New Book Project

By the time the Seven Years War with France ended in 1763, Britain had lost 1512 sailors in action—and almost 100,000 to scurvy. What makes this ironic, as well as tragic, is that a Scottish surgeon named James Lind had shown twenty years earlier that a little lemon or lime juice every day was enough to prevent or cure the dreaded ailment. Lind discovered this in what may have been the first controlled clinical trial in history: he divided 12 sailors with scurvy into six pairs, and gave each a different treatment. Those treated with sea water, sulfuric acid, garlic, and vinegar worsened; those who received cider got slightly better, and those given lemons and limes improved dramatically.

It was more than a century before medical practitioners began paying attention to “numerical” trials of this kind in large numbers. As late as the 1950s, when Hill and Doll began tracking the effects of smoking on cancer rates, many doctors rejected the results, saying that what happened “on average” was of no help when they were faced with a specific patient. By the time Sackett coined the term “evidence-based medicine” in 1992, however, most practitioners accepted that decisions about the care of individual patients should be based on conscientious, explicit, and judicious use of current best evidence.

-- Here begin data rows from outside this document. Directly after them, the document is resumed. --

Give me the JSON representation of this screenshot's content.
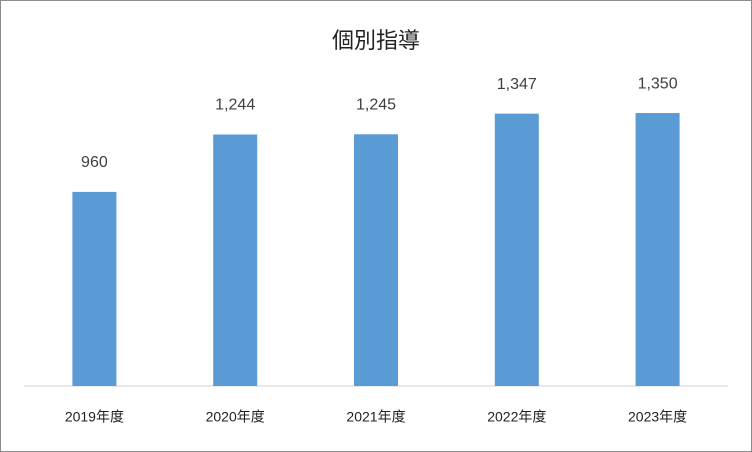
{
  "chart_data": {
    "type": "bar",
    "title": "個別指導",
    "categories": [
      "2019年度",
      "2020年度",
      "2021年度",
      "2022年度",
      "2023年度"
    ],
    "values": [
      960,
      1244,
      1245,
      1347,
      1350
    ],
    "value_labels": [
      "960",
      "1,244",
      "1,245",
      "1,347",
      "1,350"
    ],
    "color": "#5b9bd5",
    "ylim": [
      0,
      1600
    ]
  }
}
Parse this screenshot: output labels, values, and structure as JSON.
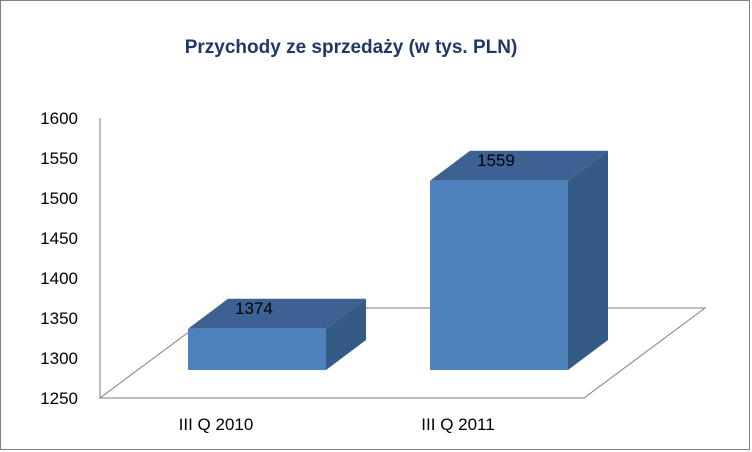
{
  "chart_data": {
    "type": "bar",
    "title": "Przychody ze sprzedaży (w tys. PLN)",
    "categories": [
      "III Q 2010",
      "III Q 2011"
    ],
    "values": [
      1374,
      1559
    ],
    "data_labels": [
      "1374",
      "1559"
    ],
    "ylim": [
      1250,
      1600
    ],
    "yticks": [
      "1250",
      "1300",
      "1350",
      "1400",
      "1450",
      "1500",
      "1550",
      "1600"
    ],
    "grid": false,
    "legend": "none",
    "colors": {
      "bar_front": "#4f81bd",
      "bar_top": "#3c6294",
      "bar_side": "#345a86",
      "floor_stroke": "#808080"
    }
  }
}
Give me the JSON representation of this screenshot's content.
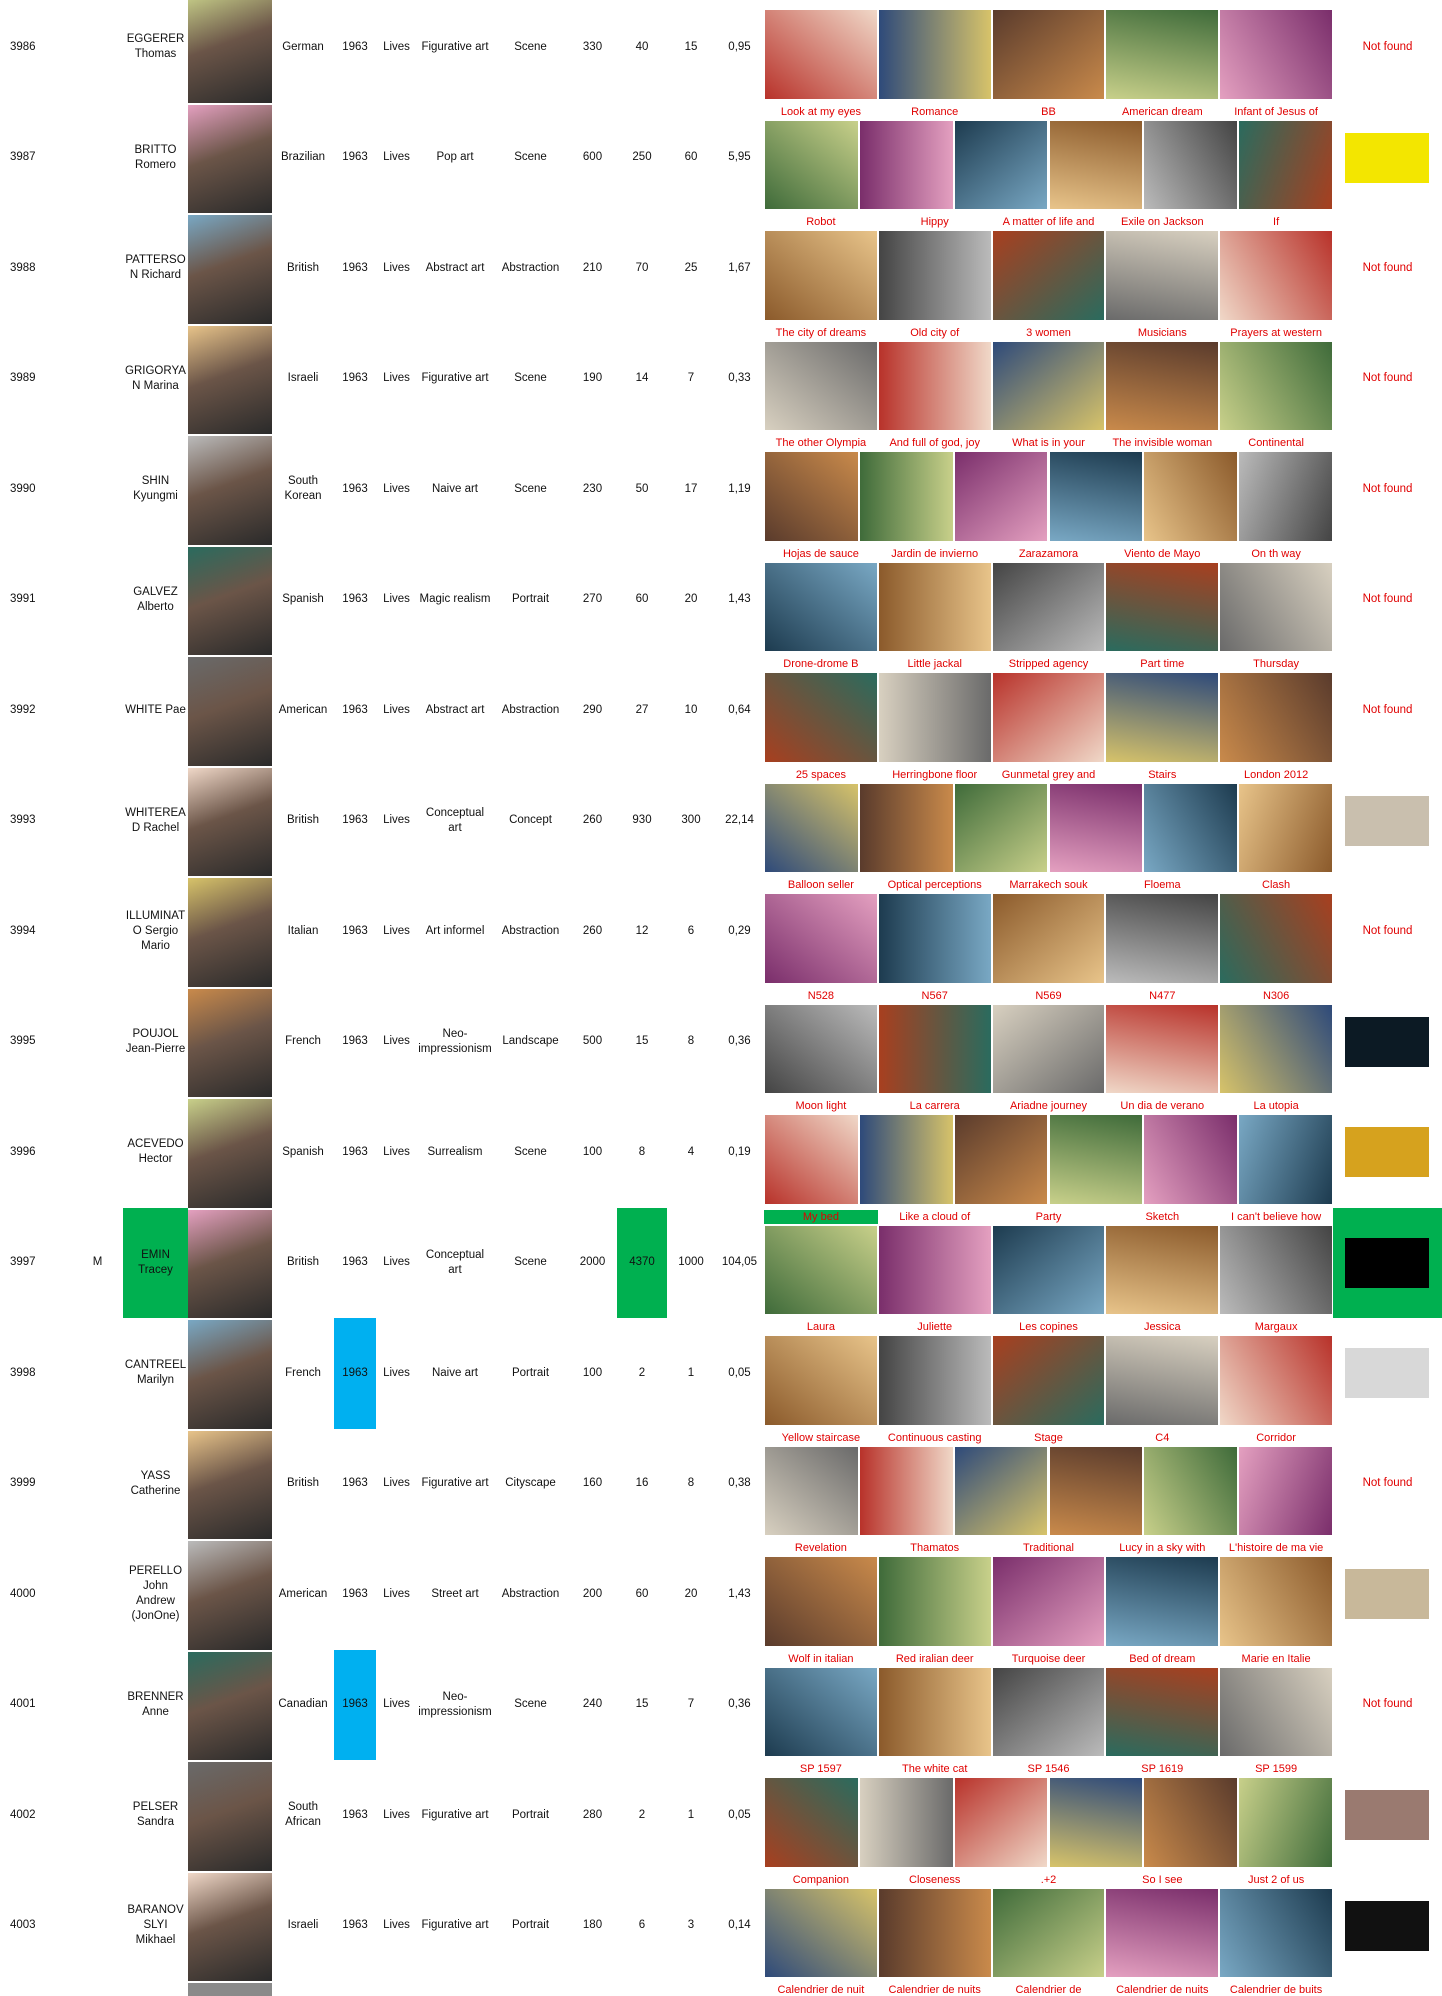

Until recently, this idea—that claims and practices should be based on evidence—was foreign to most software developers. For example, many programmers believe that their favorite programming language is more natural, more expressive, or easier to learn than others, but when pressed, cannot back up their claim with anything stronger than a couple of anecdotes or “but it’s obvious!”

Let’s take just one recent bandwagon: domain-specific languages, or DSLs. A recent article in IEEE Software extolled their virtues, claiming that using them improves programmer productivity. This claim might be true, but the article did not cite any data, and one could just as easily argue that DSLs actually lower productivity by increasing the cost of maintenance.

This is starting to change. Any academic who claims that a particular tool or practice makes software development faster, cheaper, or more reliable is now expected to back up that claim with some sort of empirical study. Such studies are difficult to do well, but hundreds have now been done covering almost every aspect of software development, and those that are done well are as elegant as classic experiments in physics, psychology, and other scientific disciplines.

To date, these studies have mostly been confined to academia. Most professional developers are vaguely aware of some of the results, but often get the details wrong. For example, hundreds of books, blog posts, and presentations claim that the best programmers are forty times better than the worst—or fifteen, or a hundred, or some other number. Almost none of the people repeating that claim realize that it originally came from a very small study (twelve people) run for a very short time (one afternoon) in an era of batch processing and punch cards. The reality is more complex, but also more interesting, and if people are going to base hiring and working practices on something, shouldn’t it be reality?

The goal of this book is to present the most beautiful (and important) evidence-based facts we have about software engineering. Like Beautiful Code and its successors, this book will consist of a collection of personal essays. Each contributor will pick their favorite empirical result in software engineering and explain both what we know, and why we believe it to be true. In some cases, the work they describe will be their own; in others, they will pull together the work of several people to explain how far our understanding has progressed, and what questions are still open. Two dozen people have already agreed to contribute essays, and to donate their royalties to charity.

The book is aimed primarily at professional software developers and their managers, though it should be useful as well as a textbook for senior undergraduate students in computer science or software engineering. It assumes readers know how program, and are familiar with concepts such as agile development, the waterfall model, and so on. They are probably already reading books like The Pragmatic Programmer, The Mythical Man-Month, and Design Patterns. They may or may not attend topic-specific conferences, but they definitely read technical blogs by the likes of Martin Fowler, Jon Udell and Bruce Schneier.

If all goes well, the book will be available next summer. We hope that it will:

  • Tell developers and their managers what we actually know about software development, and why we think we know it, thereby (hopefully) dispelling a lot of the folklore, mythology, and outright BS that plagues our profession.
  • Give readers the facts they need to make sensible decisions about what working practices and tools they ought to adopt (or discard).
  • Show people what "evidence" looks like in software engineering, so that they can hold would-be gurus and salespeople to realistic standards.
  • Provide a channel for communication between the two cultures of academic research and industrial practice, to the benefit of both camps.
  • Give students a more interesting, readable, factual, and up-to-date source of knowledge than existing software engineering textbooks.

I’m really looking forward to this one—hope you’ll enjoy it too.